PostPosted: Fri Jan 17, 2003 4:00 am    Post subject: Reply with quote

'Early'- Aprx.1949 and up to about the late '50's - Heiland battery case sockets were not identified/labelled. However the one at the 'rear'-(opposite the 'Trigger' button) - was always used for plugging in a cord that went to the external shutter flash contacts...Dual pin or PC or bayonet ASA Kodak type, etc...OR the focal plane shutter flash contacts as mentioned in another post.

Either socket- on the sides - was for a cord that went to a Solenoid, &/or an extension flash. (Various plug' tips' were available for different Solenoids. Most were either Graflex or Heiland) The plug end that goes on the Graflex Solenoid is a 'Male' dual prong, and a 'Female' dual prong for Heiland). 'Household' type plugs fit in the side and rear sockets.

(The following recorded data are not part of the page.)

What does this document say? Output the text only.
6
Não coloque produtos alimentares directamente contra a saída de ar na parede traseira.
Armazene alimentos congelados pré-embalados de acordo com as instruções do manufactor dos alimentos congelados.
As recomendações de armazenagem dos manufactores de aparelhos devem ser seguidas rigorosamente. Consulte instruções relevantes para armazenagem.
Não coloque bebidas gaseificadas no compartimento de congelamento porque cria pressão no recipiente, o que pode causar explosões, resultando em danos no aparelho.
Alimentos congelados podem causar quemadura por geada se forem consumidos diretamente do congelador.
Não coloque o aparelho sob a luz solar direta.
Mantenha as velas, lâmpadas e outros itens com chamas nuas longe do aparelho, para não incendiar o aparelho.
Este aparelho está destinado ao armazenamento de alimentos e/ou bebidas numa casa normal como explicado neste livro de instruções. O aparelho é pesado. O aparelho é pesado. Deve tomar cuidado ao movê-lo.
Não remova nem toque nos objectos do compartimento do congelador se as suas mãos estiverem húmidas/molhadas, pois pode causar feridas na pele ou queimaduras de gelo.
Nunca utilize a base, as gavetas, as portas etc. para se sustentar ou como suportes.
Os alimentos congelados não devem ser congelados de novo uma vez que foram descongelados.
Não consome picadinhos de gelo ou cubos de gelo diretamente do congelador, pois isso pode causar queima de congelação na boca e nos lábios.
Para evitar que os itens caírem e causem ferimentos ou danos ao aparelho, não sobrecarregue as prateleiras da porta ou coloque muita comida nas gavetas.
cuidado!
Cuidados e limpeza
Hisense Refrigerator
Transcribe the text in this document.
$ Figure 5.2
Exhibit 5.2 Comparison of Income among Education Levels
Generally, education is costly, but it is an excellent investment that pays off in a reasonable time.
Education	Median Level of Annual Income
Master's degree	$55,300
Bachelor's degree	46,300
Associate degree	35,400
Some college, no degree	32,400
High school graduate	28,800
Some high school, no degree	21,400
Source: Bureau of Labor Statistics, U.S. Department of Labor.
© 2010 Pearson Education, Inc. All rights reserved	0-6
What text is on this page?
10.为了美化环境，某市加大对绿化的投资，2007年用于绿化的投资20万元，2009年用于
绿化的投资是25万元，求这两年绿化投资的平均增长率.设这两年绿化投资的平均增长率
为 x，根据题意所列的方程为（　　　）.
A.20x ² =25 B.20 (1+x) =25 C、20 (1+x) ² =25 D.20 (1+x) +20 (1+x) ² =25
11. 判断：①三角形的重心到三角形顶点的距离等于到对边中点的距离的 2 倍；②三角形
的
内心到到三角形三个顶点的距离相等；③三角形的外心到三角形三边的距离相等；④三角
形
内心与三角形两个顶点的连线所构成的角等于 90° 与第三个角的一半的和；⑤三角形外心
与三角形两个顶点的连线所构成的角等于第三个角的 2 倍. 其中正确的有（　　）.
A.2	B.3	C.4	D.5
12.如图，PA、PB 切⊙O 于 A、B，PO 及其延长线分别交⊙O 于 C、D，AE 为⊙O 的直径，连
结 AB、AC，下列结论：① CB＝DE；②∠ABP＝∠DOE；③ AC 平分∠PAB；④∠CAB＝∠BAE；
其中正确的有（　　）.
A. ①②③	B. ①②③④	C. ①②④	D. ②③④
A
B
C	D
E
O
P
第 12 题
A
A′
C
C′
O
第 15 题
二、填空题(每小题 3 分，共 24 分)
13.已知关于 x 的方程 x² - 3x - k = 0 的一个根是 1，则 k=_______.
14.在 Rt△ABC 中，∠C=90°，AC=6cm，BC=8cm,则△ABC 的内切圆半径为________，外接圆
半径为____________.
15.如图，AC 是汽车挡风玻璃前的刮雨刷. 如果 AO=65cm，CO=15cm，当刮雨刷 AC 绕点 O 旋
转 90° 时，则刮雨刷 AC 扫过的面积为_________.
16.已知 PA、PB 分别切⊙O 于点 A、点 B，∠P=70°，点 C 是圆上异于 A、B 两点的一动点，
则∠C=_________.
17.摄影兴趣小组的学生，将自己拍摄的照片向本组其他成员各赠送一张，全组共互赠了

If a plug is inserted into the 'rear' socket, this disables the 'Trigger' button. As this rear connection flashes the bulb from the shutter through its external dual post flash sync contacts, one would not want to inadvertantly flash the bulb out of habit using the 'Trigger' button. Once a plug is removed from the rear outlet and you wish to use the 'Trigger' button for tripping a shutter through a Solenoid, and thus the flash, you may have to press the 'Trigger' button a few times -(without bulbs in the battery case, and no cord going to a solenoid) - as on an early battery case I have, the 'Trigger' button 'sticks' until 'freed-up'. This may not occur on your battery case, or newer ones.

There is also a 'special outlet' for "electrical focusing devices" such as a Kalart Focuspot' which provides battery power to the device. This socket has dual round holes which take a Kalart cord..if you can find one.

One thing not possible with the Heiland battery cases is to be able to trip a shutter with a Solenoid, AND get flash sync through external shutter contacts, as this means a plug is in the rear socket, and as explained, this 'freezes' the 'Trigger' Button. However, if you have an electronic flash, you can have the solenoid trip the shutter, and connect a cord from the external shutter flash contacts TO the electronic flash unit. Graflex/Graflite DID allow the use of tripping a shutter from a 'Trigger' button, AND flashing a bulb using a cord from the shutter flash contacts up to one of the sockets.

'Later' labelled outlets battery cases identified the three 'household' sockets as: "Remote'(Rear); the two others as: "Tripper" or "Extension". Also on later labelled cases such as the model 24-3 'Synchronar', the 'REAR' socket was 'Polarized'. They made one of the two slots .186" and the other .250". This meant that most cords could not be inserted unless stated as 'Polarized' - and likely a Heiland brand - OR, if one ground down one or both of the prongs on an older 'Household' plug it then would fit the socket.
The purpose of this 'Polarized' outlet was for use with a twin gun -i.e.battery cases -
arrangement and connected with a Heiland 54-1 Polarized cable.
Other battery cases - without a 'Trigger' button -(Later ones were called a "Microswitch")- may or may not be labelled.

P.S. After submitting I noticed_some points I made had already been mentioned.